Here’s why the shares of Adani group has fallen sharply

Shares of Adani group companies swoop on stock exchanges and hits the lower loop after NSDL took in-charge against three foreign funds which are amongst the top stakeholders in four of the conglomerate’s listed firms.

Shares of Adani Group companies knock down sharply on the stock market after the National Securities Depository Limited took action against three FPIs that are among the top stakeholders in the firms.

All this six listed Adani group companies have dropped on stock exchanges to hit lower circuits after the development was reported.

On Monday at 11:30 am, the shares of  Adani Enterprises were down 13.27 per cent at Rs 1,387.60 per share; Adani Green Energy was down 5 per cent at Rs 1,156.85 per share; Adani Total Gas was down 5 per cent at Rs 1,544.90 per share; Adani Transmission was down 5 per cent at Rs 1,522.50 per share.

It has noted that  Adani Enterprises Limited shares might have reduced at  25 per cent to hit an full day  low of Rs 1,201.10, down over Rs 400 from last week’s close of Rs 1,601.45.

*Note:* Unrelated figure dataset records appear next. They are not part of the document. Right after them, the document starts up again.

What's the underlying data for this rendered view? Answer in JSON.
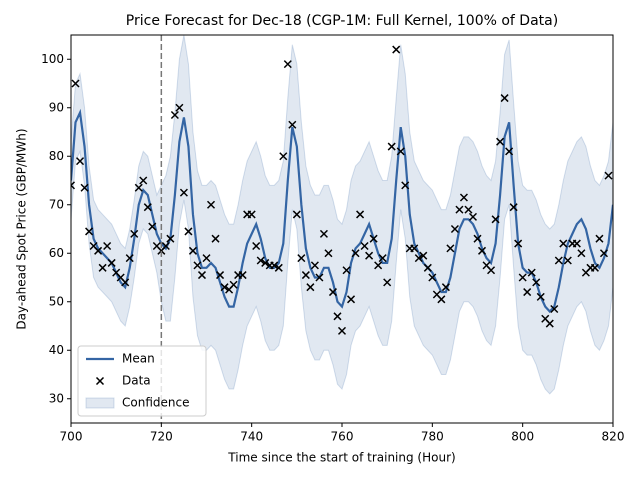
{
  "chart_data": {
    "type": "line",
    "title": "Price Forecast for Dec-18 (CGP-1M: Full Kernel, 100% of Data)",
    "xlabel": "Time since the start of training (Hour)",
    "ylabel": "Day-ahead Spot Price (GBP/MWh)",
    "xlim": [
      700,
      820
    ],
    "xticks": [
      700,
      720,
      740,
      760,
      780,
      800,
      820
    ],
    "ylim": [
      25,
      105
    ],
    "yticks": [
      30,
      40,
      50,
      60,
      70,
      80,
      90,
      100
    ],
    "vlines": [
      720
    ],
    "vline_color": "#777777",
    "legend": "lower left",
    "series": [
      {
        "name": "Mean",
        "type": "line",
        "color": "#3465a4",
        "x": [
          700,
          701,
          702,
          703,
          704,
          705,
          706,
          707,
          708,
          709,
          710,
          711,
          712,
          713,
          714,
          715,
          716,
          717,
          718,
          719,
          720,
          721,
          722,
          723,
          724,
          725,
          726,
          727,
          728,
          729,
          730,
          731,
          732,
          733,
          734,
          735,
          736,
          737,
          738,
          739,
          740,
          741,
          742,
          743,
          744,
          745,
          746,
          747,
          748,
          749,
          750,
          751,
          752,
          753,
          754,
          755,
          756,
          757,
          758,
          759,
          760,
          761,
          762,
          763,
          764,
          765,
          766,
          767,
          768,
          769,
          770,
          771,
          772,
          773,
          774,
          775,
          776,
          777,
          778,
          779,
          780,
          781,
          782,
          783,
          784,
          785,
          786,
          787,
          788,
          789,
          790,
          791,
          792,
          793,
          794,
          795,
          796,
          797,
          798,
          799,
          800,
          801,
          802,
          803,
          804,
          805,
          806,
          807,
          808,
          809,
          810,
          811,
          812,
          813,
          814,
          815,
          816,
          817,
          818,
          819,
          820
        ],
        "values": [
          75,
          87,
          89,
          82,
          70,
          63,
          61,
          60,
          59,
          58,
          56,
          54,
          53,
          57,
          63,
          70,
          73,
          72,
          68,
          64,
          62,
          61,
          63,
          72,
          83,
          88,
          82,
          68,
          60,
          57,
          57,
          58,
          57,
          54,
          51,
          49,
          49,
          53,
          58,
          62,
          64,
          66,
          63,
          59,
          57,
          57,
          58,
          62,
          75,
          86,
          82,
          70,
          61,
          57,
          55,
          55,
          57,
          57,
          54,
          50,
          49,
          52,
          58,
          61,
          62,
          64,
          66,
          63,
          60,
          58,
          58,
          63,
          75,
          86,
          80,
          68,
          62,
          60,
          58,
          57,
          56,
          54,
          52,
          52,
          55,
          60,
          65,
          67,
          67,
          66,
          64,
          61,
          59,
          58,
          62,
          72,
          84,
          87,
          74,
          62,
          57,
          56,
          56,
          54,
          51,
          49,
          48,
          49,
          53,
          58,
          62,
          64,
          66,
          67,
          65,
          61,
          58,
          57,
          59,
          62,
          70
        ]
      },
      {
        "name": "Data",
        "type": "scatter",
        "color": "#000000",
        "x": [
          700,
          701,
          702,
          703,
          704,
          705,
          706,
          707,
          708,
          709,
          710,
          711,
          712,
          713,
          714,
          715,
          716,
          717,
          718,
          719,
          720,
          721,
          722,
          723,
          724,
          725,
          726,
          727,
          728,
          729,
          730,
          731,
          732,
          733,
          734,
          735,
          736,
          737,
          738,
          739,
          740,
          741,
          742,
          743,
          744,
          745,
          746,
          747,
          748,
          749,
          750,
          751,
          752,
          753,
          754,
          755,
          756,
          757,
          758,
          759,
          760,
          761,
          762,
          763,
          764,
          765,
          766,
          767,
          768,
          769,
          770,
          771,
          772,
          773,
          774,
          775,
          776,
          777,
          778,
          779,
          780,
          781,
          782,
          783,
          784,
          785,
          786,
          787,
          788,
          789,
          790,
          791,
          792,
          793,
          794,
          795,
          796,
          797,
          798,
          799,
          800,
          801,
          802,
          803,
          804,
          805,
          806,
          807,
          808,
          809,
          810,
          811,
          812,
          813,
          814,
          815,
          816,
          817,
          818,
          819
        ],
        "values": [
          74,
          95,
          79,
          73.5,
          64.5,
          61.5,
          60.5,
          57,
          61.5,
          58,
          56,
          55,
          54,
          59,
          64,
          73.5,
          75,
          69.5,
          65.5,
          61.5,
          60.5,
          61.5,
          63,
          88.5,
          90,
          72.5,
          64.5,
          60.5,
          57.5,
          55.5,
          59,
          70,
          63,
          55.5,
          53,
          52.5,
          53.5,
          55.5,
          55.5,
          68,
          68,
          61.5,
          58.5,
          58,
          57.5,
          57.5,
          57,
          80,
          99,
          86.5,
          68,
          59,
          55.5,
          53,
          57.5,
          55,
          64,
          60,
          52,
          47,
          44,
          56.5,
          50.5,
          60,
          68,
          61.5,
          59.5,
          63,
          57.5,
          59,
          54,
          82,
          102,
          81,
          74,
          61,
          61,
          59,
          59.5,
          57,
          55,
          51.5,
          50.5,
          53,
          61,
          65,
          69,
          71.5,
          69,
          67.5,
          63,
          60.5,
          57.5,
          56.5,
          67,
          83,
          92,
          81,
          69.5,
          62,
          55,
          52,
          56,
          54,
          51,
          46.5,
          45.5,
          48.5,
          58.5,
          62,
          58.5,
          62,
          62,
          60,
          56,
          57,
          57,
          63,
          60,
          76
        ]
      },
      {
        "name": "Confidence",
        "type": "band",
        "color": "#3465a4",
        "x": [
          700,
          701,
          702,
          703,
          704,
          705,
          706,
          707,
          708,
          709,
          710,
          711,
          712,
          713,
          714,
          715,
          716,
          717,
          718,
          719,
          720,
          721,
          722,
          723,
          724,
          725,
          726,
          727,
          728,
          729,
          730,
          731,
          732,
          733,
          734,
          735,
          736,
          737,
          738,
          739,
          740,
          741,
          742,
          743,
          744,
          745,
          746,
          747,
          748,
          749,
          750,
          751,
          752,
          753,
          754,
          755,
          756,
          757,
          758,
          759,
          760,
          761,
          762,
          763,
          764,
          765,
          766,
          767,
          768,
          769,
          770,
          771,
          772,
          773,
          774,
          775,
          776,
          777,
          778,
          779,
          780,
          781,
          782,
          783,
          784,
          785,
          786,
          787,
          788,
          789,
          790,
          791,
          792,
          793,
          794,
          795,
          796,
          797,
          798,
          799,
          800,
          801,
          802,
          803,
          804,
          805,
          806,
          807,
          808,
          809,
          810,
          811,
          812,
          813,
          814,
          815,
          816,
          817,
          818,
          819,
          820
        ],
        "lower": [
          67,
          79,
          81,
          74,
          62,
          55,
          53,
          52,
          51,
          50,
          48,
          46,
          45,
          49,
          55,
          62,
          65,
          64,
          60,
          56,
          50,
          46,
          46,
          55,
          66,
          71,
          65,
          51,
          43,
          40,
          40,
          41,
          40,
          37,
          34,
          32,
          32,
          36,
          41,
          45,
          47,
          49,
          46,
          42,
          40,
          40,
          41,
          45,
          58,
          69,
          65,
          53,
          44,
          40,
          38,
          38,
          40,
          40,
          37,
          33,
          32,
          35,
          41,
          44,
          45,
          47,
          49,
          46,
          43,
          41,
          41,
          46,
          58,
          69,
          63,
          51,
          45,
          43,
          41,
          40,
          39,
          37,
          35,
          35,
          38,
          43,
          48,
          50,
          50,
          49,
          47,
          44,
          42,
          41,
          45,
          55,
          67,
          70,
          57,
          45,
          40,
          39,
          39,
          37,
          34,
          32,
          31,
          32,
          36,
          41,
          45,
          47,
          49,
          50,
          48,
          44,
          41,
          40,
          42,
          45,
          53
        ],
        "upper": [
          83,
          95,
          97,
          90,
          78,
          71,
          69,
          68,
          67,
          66,
          64,
          62,
          61,
          65,
          71,
          78,
          81,
          80,
          76,
          72,
          74,
          76,
          80,
          89,
          100,
          105,
          99,
          85,
          77,
          74,
          74,
          75,
          74,
          71,
          68,
          66,
          66,
          70,
          75,
          79,
          81,
          83,
          80,
          76,
          74,
          74,
          75,
          79,
          92,
          103,
          99,
          87,
          78,
          74,
          72,
          72,
          74,
          74,
          71,
          67,
          66,
          69,
          75,
          78,
          79,
          81,
          83,
          80,
          77,
          75,
          75,
          80,
          92,
          103,
          97,
          85,
          79,
          77,
          75,
          74,
          73,
          71,
          69,
          69,
          72,
          77,
          82,
          84,
          84,
          83,
          81,
          78,
          76,
          75,
          79,
          89,
          101,
          104,
          91,
          79,
          74,
          73,
          73,
          71,
          68,
          66,
          65,
          66,
          70,
          75,
          79,
          81,
          83,
          84,
          82,
          78,
          75,
          74,
          76,
          79,
          87
        ]
      }
    ]
  }
}
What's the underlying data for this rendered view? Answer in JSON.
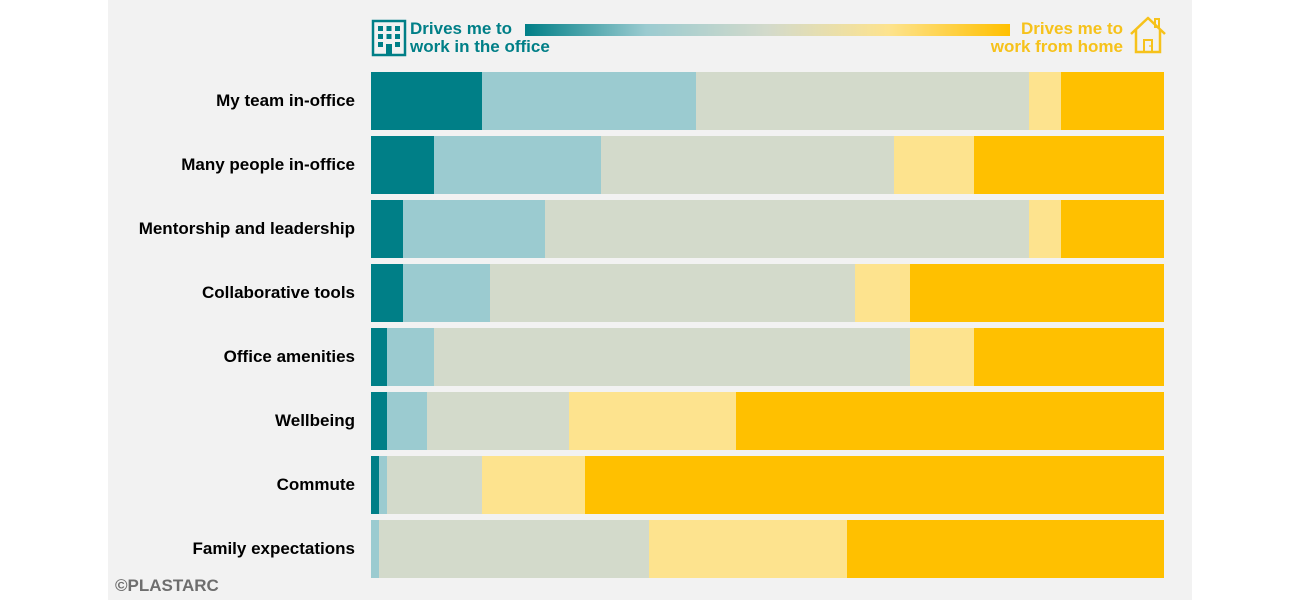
{
  "legend": {
    "left_label_line1": "Drives me to",
    "left_label_line2": "work in the office",
    "right_label_line1": "Drives me to",
    "right_label_line2": "work from home",
    "left_icon": "office-building-icon",
    "right_icon": "house-icon"
  },
  "copyright": "©PLASTARC",
  "colors": [
    "#007f87",
    "#9bcbd0",
    "#d3dacb",
    "#fde38e",
    "#ffc000"
  ],
  "chart_data": {
    "type": "bar",
    "orientation": "horizontal",
    "stacked": true,
    "normalized_percent": true,
    "categories": [
      "My team in-office",
      "Many people in-office",
      "Mentorship and leadership",
      "Collaborative tools",
      "Office amenities",
      "Wellbeing",
      "Commute",
      "Family expectations"
    ],
    "series": [
      {
        "values": [
          14,
          8,
          4,
          4,
          2,
          2,
          1,
          0
        ]
      },
      {
        "values": [
          27,
          21,
          18,
          11,
          6,
          5,
          1,
          1
        ]
      },
      {
        "values": [
          42,
          37,
          61,
          46,
          60,
          18,
          12,
          34
        ]
      },
      {
        "values": [
          4,
          10,
          4,
          7,
          8,
          21,
          13,
          25
        ]
      },
      {
        "values": [
          13,
          24,
          13,
          32,
          24,
          54,
          73,
          40
        ]
      }
    ],
    "xlim": [
      0,
      100
    ]
  }
}
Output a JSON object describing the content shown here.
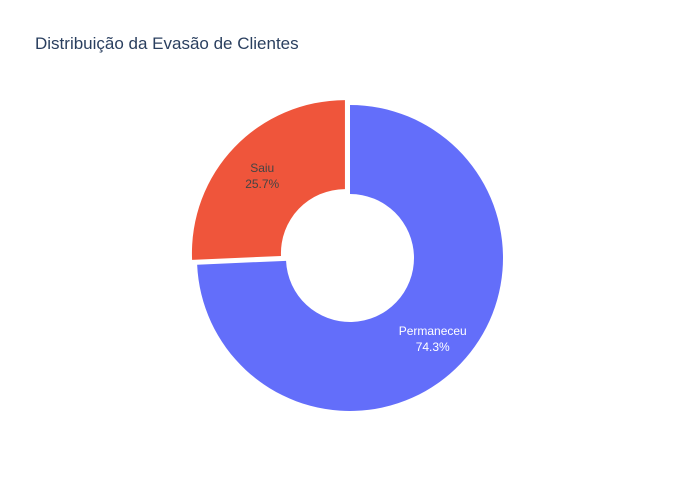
{
  "chart_data": {
    "type": "pie",
    "title": "Distribuição da Evasão de Clientes",
    "hole": true,
    "slices": [
      {
        "label": "Permaneceu",
        "value": 74.3,
        "percent_text": "74.3%",
        "color": "#636efa",
        "label_color": "#ffffff",
        "pulled": false
      },
      {
        "label": "Saiu",
        "value": 25.7,
        "percent_text": "25.7%",
        "color": "#ef553b",
        "label_color": "#444444",
        "pulled": true
      }
    ],
    "legend": false
  }
}
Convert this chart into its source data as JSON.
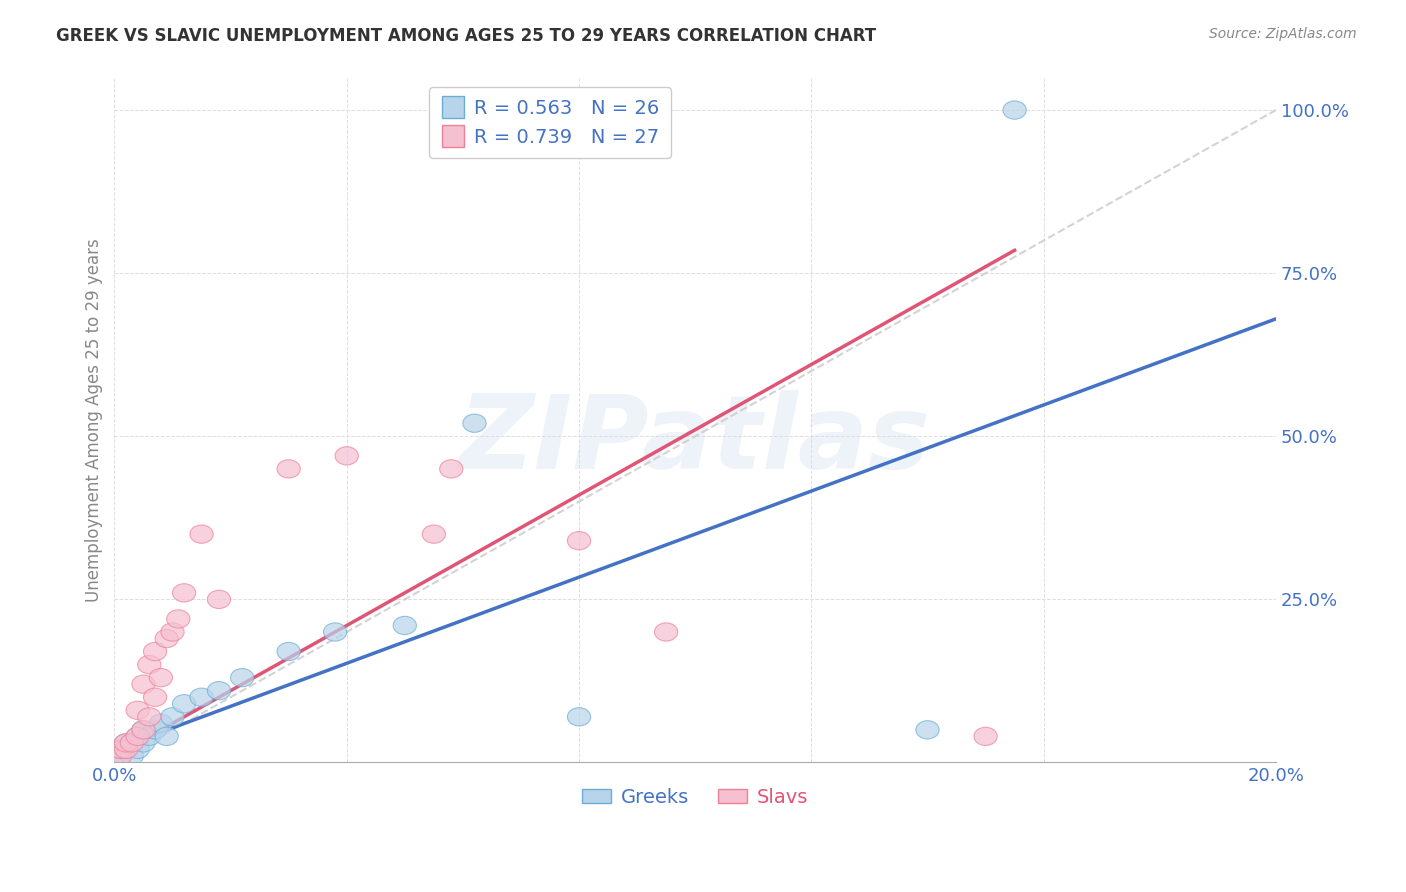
{
  "title": "GREEK VS SLAVIC UNEMPLOYMENT AMONG AGES 25 TO 29 YEARS CORRELATION CHART",
  "source": "Source: ZipAtlas.com",
  "ylabel": "Unemployment Among Ages 25 to 29 years",
  "watermark": "ZIPatlas",
  "legend_blue": "R = 0.563   N = 26",
  "legend_pink": "R = 0.739   N = 27",
  "blue_face": "#b8d4eb",
  "pink_face": "#f5c0d0",
  "blue_edge": "#6aaed6",
  "pink_edge": "#f08098",
  "blue_line": "#4472c4",
  "pink_line": "#e05575",
  "blue_label": "Greeks",
  "pink_label": "Slavs",
  "ref_line_color": "#cccccc",
  "xlim": [
    0.0,
    0.2
  ],
  "ylim": [
    0.0,
    1.05
  ],
  "greeks_x": [
    0.001,
    0.001,
    0.002,
    0.002,
    0.003,
    0.003,
    0.004,
    0.004,
    0.005,
    0.005,
    0.006,
    0.007,
    0.008,
    0.009,
    0.01,
    0.012,
    0.015,
    0.018,
    0.022,
    0.03,
    0.038,
    0.05,
    0.062,
    0.08,
    0.14,
    0.155
  ],
  "greeks_y": [
    0.01,
    0.02,
    0.02,
    0.03,
    0.01,
    0.03,
    0.02,
    0.04,
    0.03,
    0.05,
    0.04,
    0.05,
    0.06,
    0.04,
    0.07,
    0.09,
    0.1,
    0.11,
    0.13,
    0.17,
    0.2,
    0.21,
    0.52,
    0.07,
    0.05,
    1.0
  ],
  "slavs_x": [
    0.001,
    0.001,
    0.002,
    0.002,
    0.003,
    0.004,
    0.004,
    0.005,
    0.005,
    0.006,
    0.006,
    0.007,
    0.007,
    0.008,
    0.009,
    0.01,
    0.011,
    0.012,
    0.015,
    0.018,
    0.03,
    0.04,
    0.055,
    0.058,
    0.08,
    0.095,
    0.15
  ],
  "slavs_y": [
    0.01,
    0.02,
    0.02,
    0.03,
    0.03,
    0.04,
    0.08,
    0.05,
    0.12,
    0.07,
    0.15,
    0.1,
    0.17,
    0.13,
    0.19,
    0.2,
    0.22,
    0.26,
    0.35,
    0.25,
    0.45,
    0.47,
    0.35,
    0.45,
    0.34,
    0.2,
    0.04
  ],
  "blue_regression_slope": 3.3,
  "blue_regression_intercept": 0.02,
  "pink_regression_slope": 5.0,
  "pink_regression_intercept": 0.01
}
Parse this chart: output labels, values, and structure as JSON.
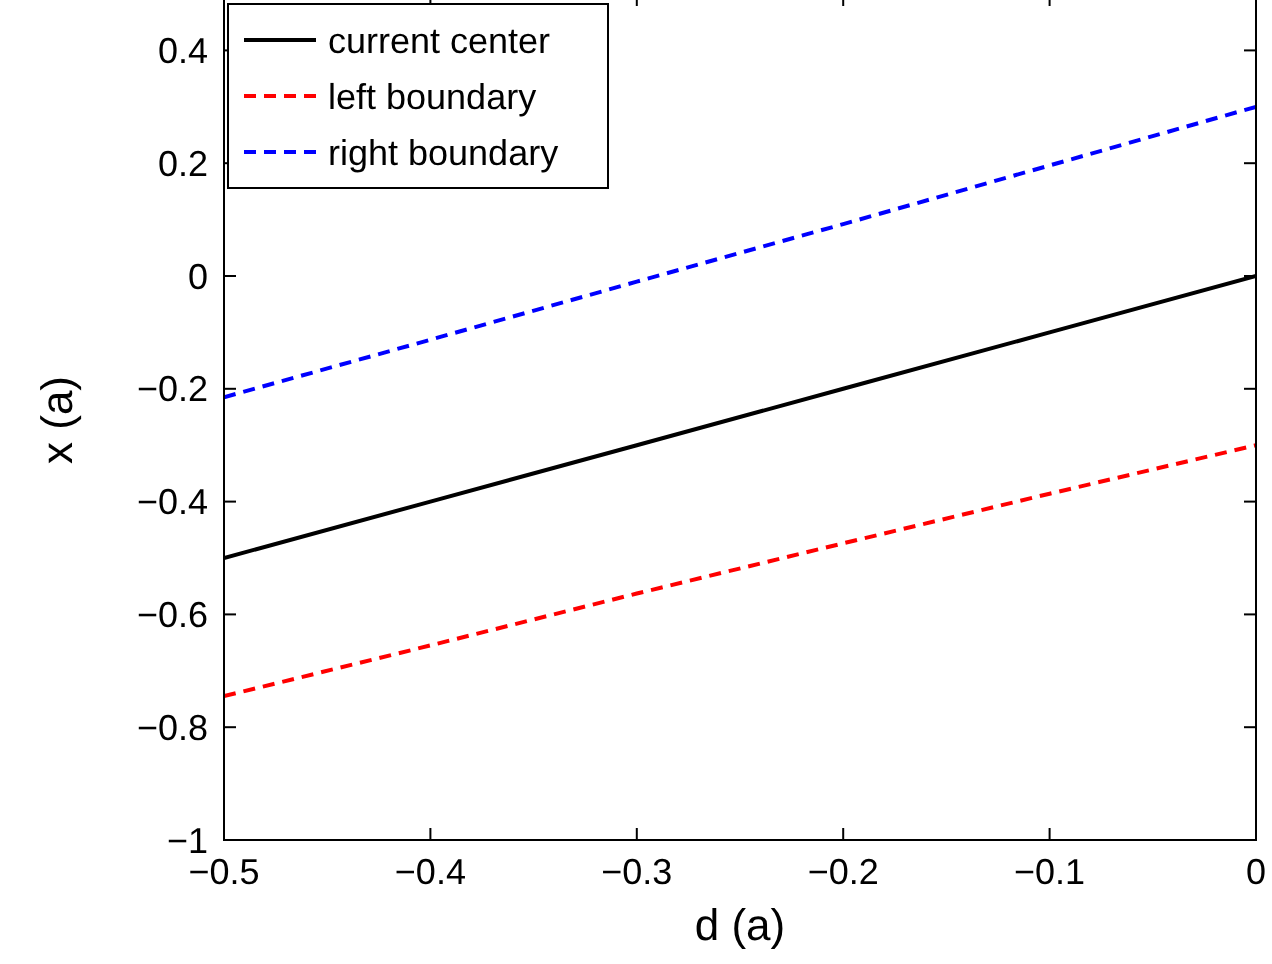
{
  "chart_data": {
    "type": "line",
    "xlabel": "d (a)",
    "ylabel": "x (a)",
    "x": [
      -0.5,
      -0.4,
      -0.3,
      -0.2,
      -0.1,
      0
    ],
    "series": [
      {
        "name": "current center",
        "color": "#000000",
        "line_style": "solid",
        "values": [
          -0.5,
          -0.4,
          -0.3,
          -0.2,
          -0.1,
          0
        ]
      },
      {
        "name": "left boundary",
        "color": "#ff0000",
        "line_style": "dashed",
        "values": [
          -0.745,
          -0.655,
          -0.563,
          -0.474,
          -0.386,
          -0.3
        ]
      },
      {
        "name": "right boundary",
        "color": "#0000ff",
        "line_style": "dashed",
        "values": [
          -0.215,
          -0.113,
          -0.01,
          0.092,
          0.196,
          0.3
        ]
      }
    ],
    "xlim": [
      -0.5,
      0
    ],
    "xticks": [
      {
        "value": -0.5,
        "label": "−0.5"
      },
      {
        "value": -0.4,
        "label": "−0.4"
      },
      {
        "value": -0.3,
        "label": "−0.3"
      },
      {
        "value": -0.2,
        "label": "−0.2"
      },
      {
        "value": -0.1,
        "label": "−0.1"
      },
      0
    ],
    "ylim": [
      -1,
      0.5
    ],
    "yticks": [
      {
        "value": -1,
        "label": "−1"
      },
      {
        "value": -0.8,
        "label": "−0.8"
      },
      {
        "value": -0.6,
        "label": "−0.6"
      },
      {
        "value": -0.4,
        "label": "−0.4"
      },
      {
        "value": -0.2,
        "label": "−0.2"
      },
      0,
      0.2,
      0.4
    ],
    "grid": false,
    "legend": "top left"
  }
}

The flagship company’s market cap on the Bombay Stock Exchange fell to Rs 1.4 lakh crore. These stocks have gained over 700 per in the last year, and at least 200 per cent since the beginning of this year.

According to the reports the shares of Adani groups fell because of, custodians who usually warn clients for such action, but the accounts can  freeze if the associated FPIs do not respond or fail. A statement from the Adani Group regarding the matter is awaited.

It is a fast move to billionaire industrialist Mr. Gautam Adani, whose companies has witnessed a gradual rise on the side of  domestic stock market since last year, it has helped him to become Asia’s second richest man.